In fact, the name "GRAPE" is an acronym for "gravity pipeline." The Museum now has three of these machines, plus a fourth prototype board that together can perform three and one-half teraFLOPS, matching 3,500 one-gigahertz Pentiums IIIs. (A "FLOP" is a floating-point operation, a calculation that deals with decimal points, rather than simpler binary integers.)

It is little wonder Mac Low needs such killer hardware. He's trying to calculate hypersonic (Mach 5 to Mach 50), turbulence of gas in clouds light years across over millions of years in increments of 10,000 years. In his largest models, volume is represented by a three dimensional grid of 134 million boxes. Each box affects its neighbors by having higher or lower pressure than the surroundings, so that gas flows into or out of the other boxes surrounding it.

"We won't get every wiggle in the flow but we can get a look at where there's turbulence, and integrated quantities like the average velocity," Mac Low explains. That data, however, was enough to loose a tremor beneath prevailing theory.

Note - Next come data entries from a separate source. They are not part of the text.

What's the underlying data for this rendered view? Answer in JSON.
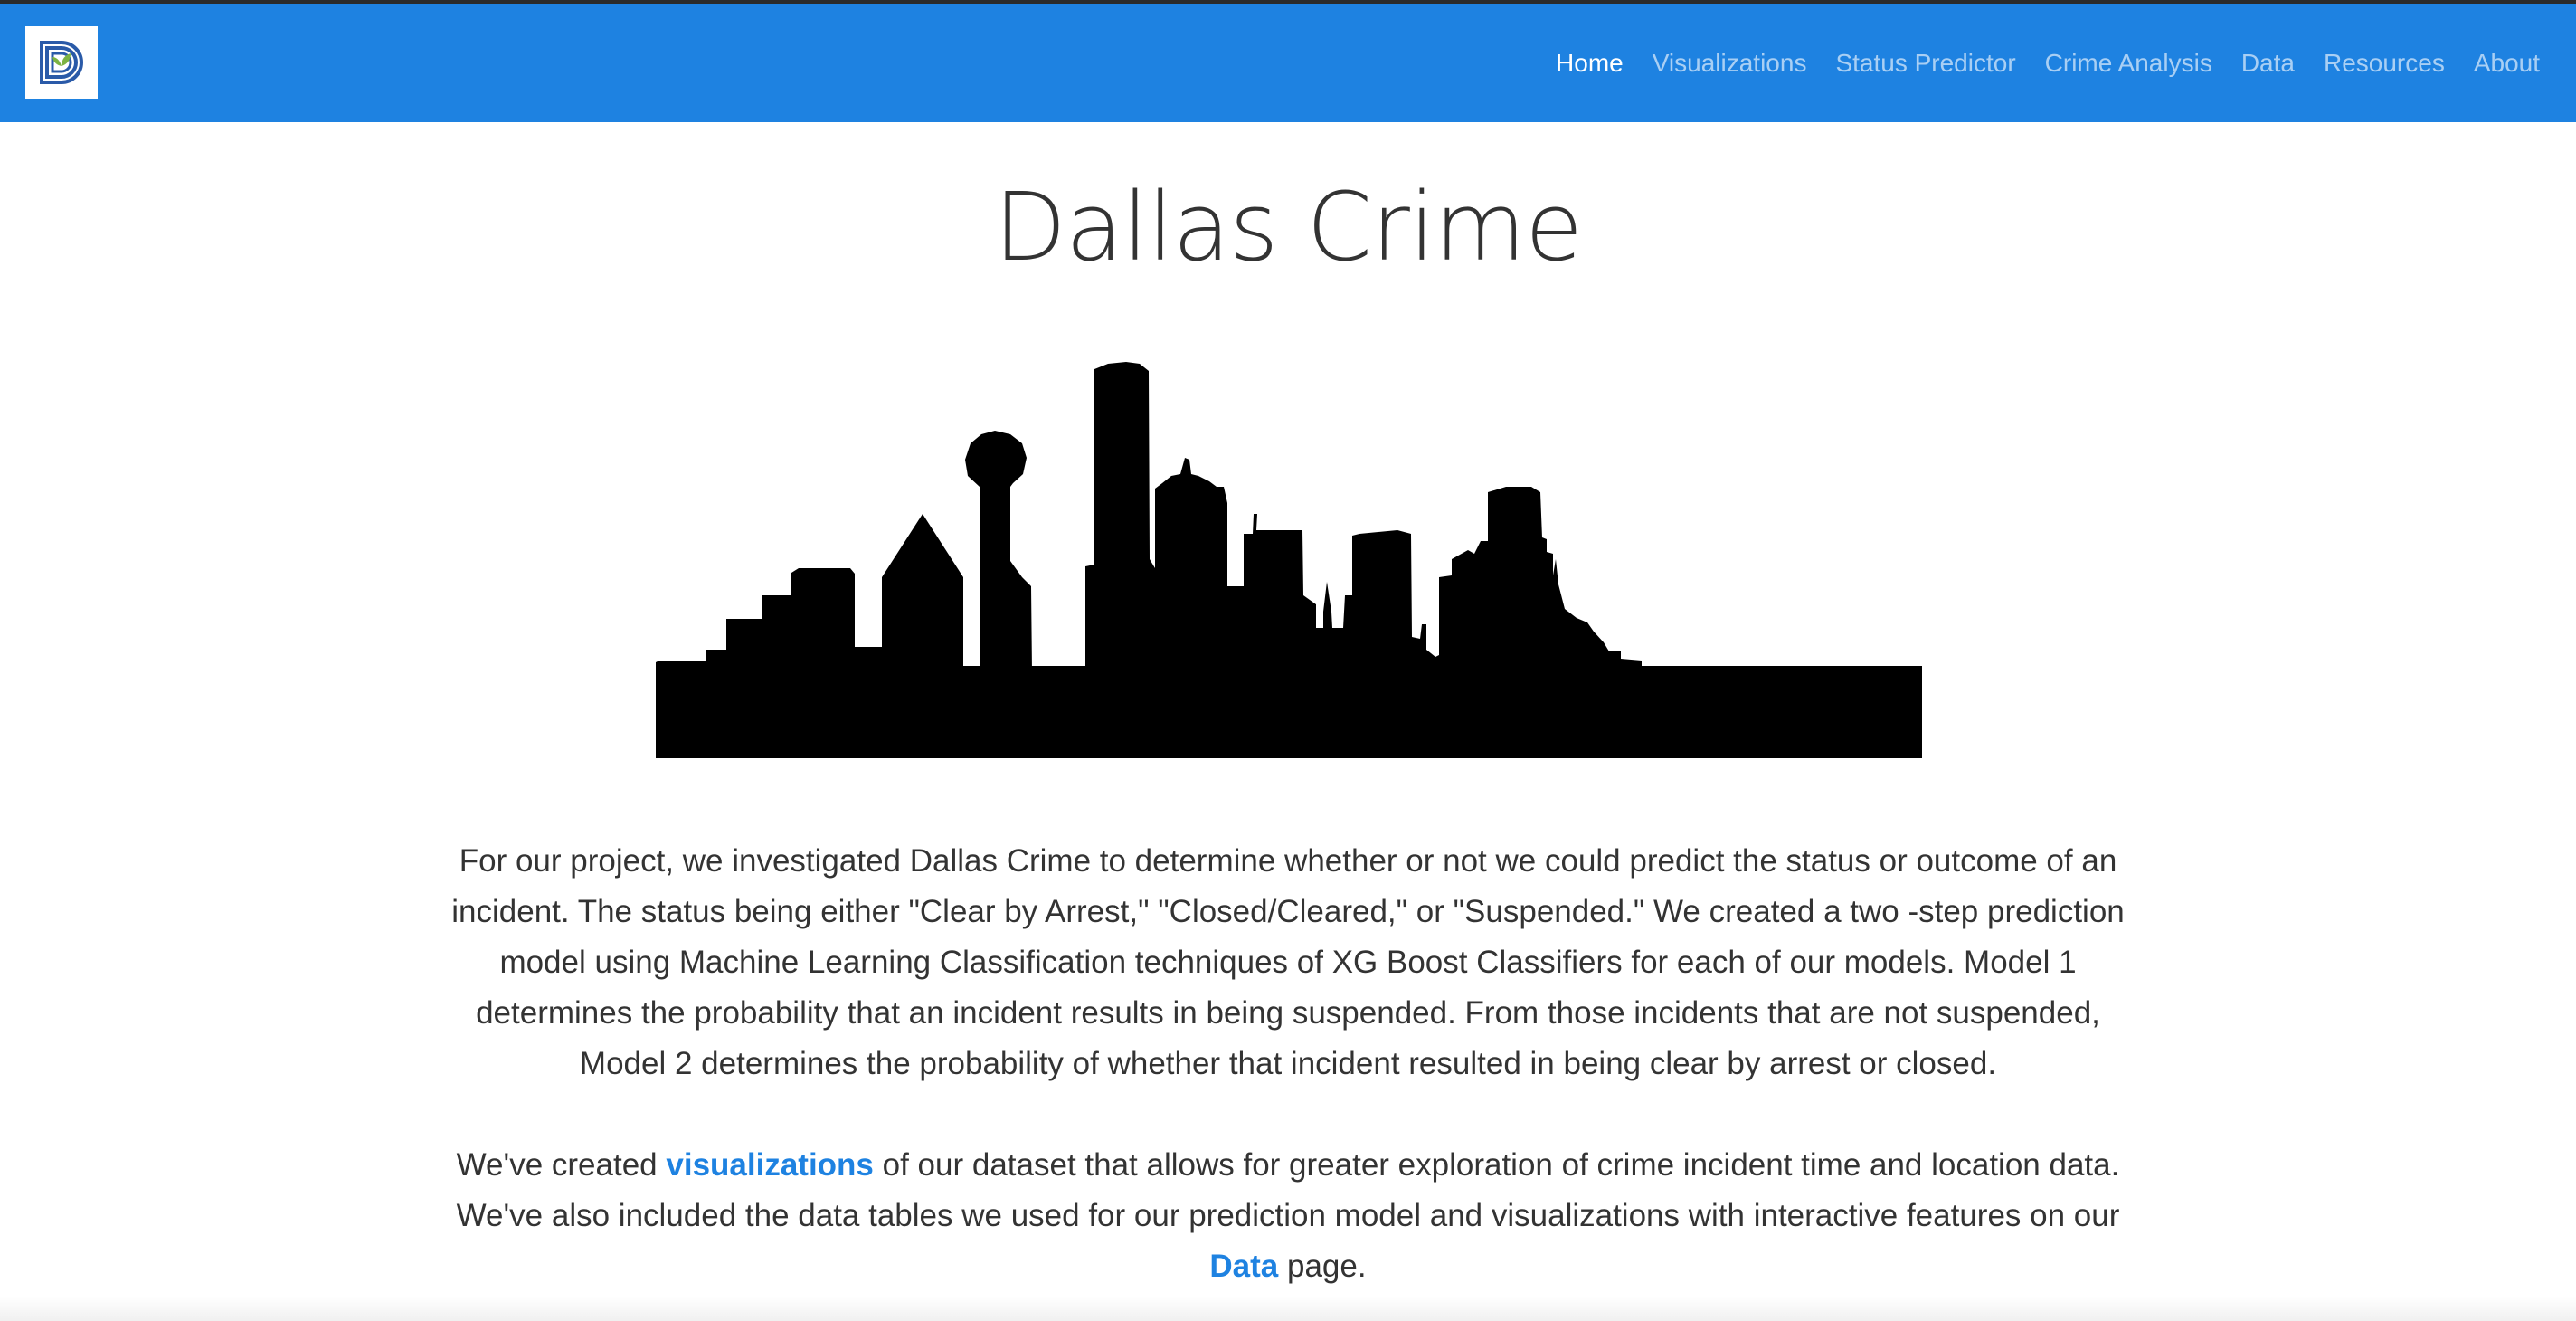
{
  "nav": {
    "logo_icon": "dallas-d-leaf-logo-icon",
    "items": [
      {
        "label": "Home",
        "active": true
      },
      {
        "label": "Visualizations",
        "active": false
      },
      {
        "label": "Status Predictor",
        "active": false
      },
      {
        "label": "Crime Analysis",
        "active": false
      },
      {
        "label": "Data",
        "active": false
      },
      {
        "label": "Resources",
        "active": false
      },
      {
        "label": "About",
        "active": false
      }
    ]
  },
  "main": {
    "title": "Dallas Crime",
    "skyline_icon": "dallas-skyline-silhouette-icon",
    "intro_paragraph": "For our project, we investigated Dallas Crime to determine whether or not we could predict the status or outcome of an incident. The status being either \"Clear by Arrest,\" \"Closed/Cleared,\" or \"Suspended.\" We created a two -step prediction model using Machine Learning Classification techniques of XG Boost Classifiers for each of our models. Model 1 determines the probability that an incident results in being suspended. From those incidents that are not suspended, Model 2 determines the probability of whether that incident resulted in being clear by arrest or closed.",
    "second_paragraph": {
      "before_link1": "We've created ",
      "link1": "visualizations",
      "between_links": " of our dataset that allows for greater exploration of crime incident time and location data. We've also included the data tables we used for our prediction model and visualizations with interactive features on our ",
      "link2": "Data",
      "after_link2": " page."
    }
  },
  "colors": {
    "navbar": "#1e82e1",
    "link": "#1e82e1",
    "text": "#333333",
    "logo_green": "#7cb342",
    "logo_blue": "#2a5aa8"
  }
}
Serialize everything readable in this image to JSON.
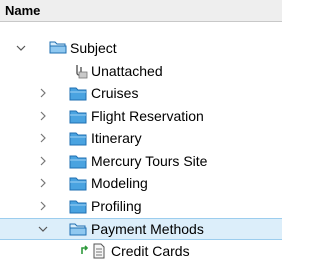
{
  "header": {
    "label": "Name"
  },
  "tree": {
    "root": {
      "label": "Subject",
      "icon": "folder-open-icon",
      "expanded": true
    },
    "items": [
      {
        "label": "Unattached",
        "icon": "unattached-icon"
      },
      {
        "label": "Cruises",
        "icon": "folder-icon",
        "expanded": false
      },
      {
        "label": "Flight Reservation",
        "icon": "folder-icon",
        "expanded": false
      },
      {
        "label": "Itinerary",
        "icon": "folder-icon",
        "expanded": false
      },
      {
        "label": "Mercury Tours Site",
        "icon": "folder-icon",
        "expanded": false
      },
      {
        "label": "Modeling",
        "icon": "folder-icon",
        "expanded": false
      },
      {
        "label": "Profiling",
        "icon": "folder-icon",
        "expanded": false
      },
      {
        "label": "Payment Methods",
        "icon": "folder-open-icon",
        "expanded": true,
        "selected": true
      }
    ],
    "children": [
      {
        "label": "Credit Cards",
        "icon": "test-document-icon"
      }
    ]
  },
  "colors": {
    "folder_fill": "#4aa3e0",
    "folder_edge": "#1f6fb2",
    "selection_bg": "#dceefa",
    "selection_border": "#9ccdee",
    "header_bg": "#eeeeee"
  }
}
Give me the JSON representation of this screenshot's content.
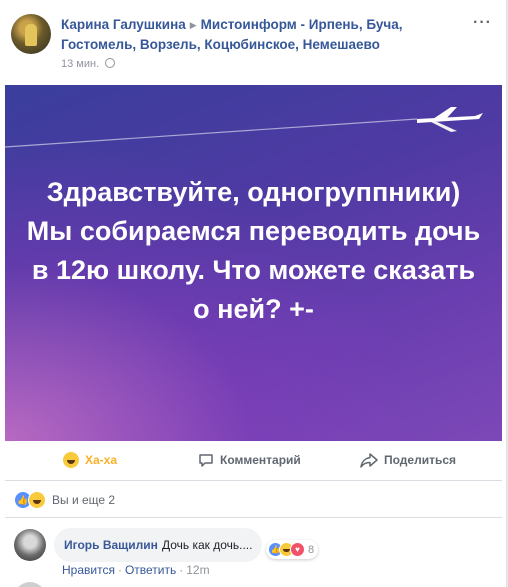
{
  "post": {
    "author": "Карина Галушкина",
    "group": "Мистоинформ - Ирпень, Буча, Гостомель, Ворзель, Коцюбинское, Немешаево",
    "time": "13 мин.",
    "more_icon": "ellipsis-icon",
    "banner_text": "Здравствуйте, одногруппники) Мы собираемся переводить дочь в 12ю школу. Что можете сказать о ней? +-",
    "banner_colors": {
      "start": "#3a3e9c",
      "mid": "#6a3eb0",
      "glow": "#d278c8"
    }
  },
  "actions": {
    "haha": "Ха-ха",
    "comment": "Комментарий",
    "share": "Поделиться"
  },
  "reactions": {
    "summary": "Вы и еще 2",
    "icons": [
      "like-icon",
      "haha-icon"
    ]
  },
  "comment": {
    "author": "Игорь Ващилин",
    "text": "Дочь как дочь....",
    "reaction_count": "8",
    "like": "Нравится",
    "reply": "Ответить",
    "time": "12m"
  },
  "colors": {
    "link": "#365899",
    "haha": "#f7b125",
    "like": "#5890ff",
    "love": "#f25268"
  }
}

The consensus for decades was that magnetic field lines stretched like rubber bands across the partially ionized clouds smoothed hypersonic shocks into waves that did not lose energy, keeping that turbulence alive, as well as providing enough repellant force to overcome the gravitational attraction of the gas and slow or prevent star formation.

"We went in reading papers and thought, 'Oh yes, we've got new tools to confirm this and were actually really surprised," Mac Low says. "We pumped energy into our boxes and turned on self gravity," he says of his simulation. "We found that magnetic fields did not reduce how much energy was lost. We haven't ruled out magnetic fields but we explored if they are necessary, and to our surprise found that they weren’t. Meanwhile the observers are telling us that the preponderance of evidence is that magnetic fields are a little bit too weak to support big clouds against collapse."

So what else could be preventing the collapse? One candidate is the shear caused by our galaxy's rotation, but Mac Low questions if this mechanism has as much energy as others, though it might be important in galaxies where nothing else is going on. Some have posited that gravitational collapse itself might drive turbulence, and that would produce a feedback loop that keeps star formation in check, but later studies showed the energy of that motion dissipates too quickly to cause the enduring phenomenon observed. An exotic explanation might be that parsecs-long jets ejected from low mass protostars forming within the clouds is roiling up the region too much for other stars to form, but Mac Low doubts that turbulence can be "driven by sticking needles into molecular clouds."

The horse Mac Low's betting on is the brute force of supernovae pumping energy into the system. The exploding stars would also explain some of the "pollution" of heavier elements observed in spectral lines coming from the clouds, Mac Low adds.

In the simulations Mac Low diminished the magnetic field strength and then removed it entirely to emphasize his point - the clouds didn't act much differently. His team is confident in the fidelity of its model because he checked it against experiments with gas in his laboratory and analytic solutions to the equations of gas dynamics. More than that, what he was seeing on his computer screen appears consistent with what astronomers are seeing through their telescopes.

"Turbulence was spread across the box but it actually did not support gas against collapse everywhere. Little bits of the box were collapsing even though most of the box was not, which is what we see in most places and that was really exciting," he recalls. "This issue is now a subject of great controversy. For years astronomers like Richard Larson, who said magnetic field lines wouldn't do the trick, were voices in the wilderness but they didn't have numeric models to support them," Mac Low explains. "Now many people are taking this very seriously. We hope we're in the middle of a framework shift."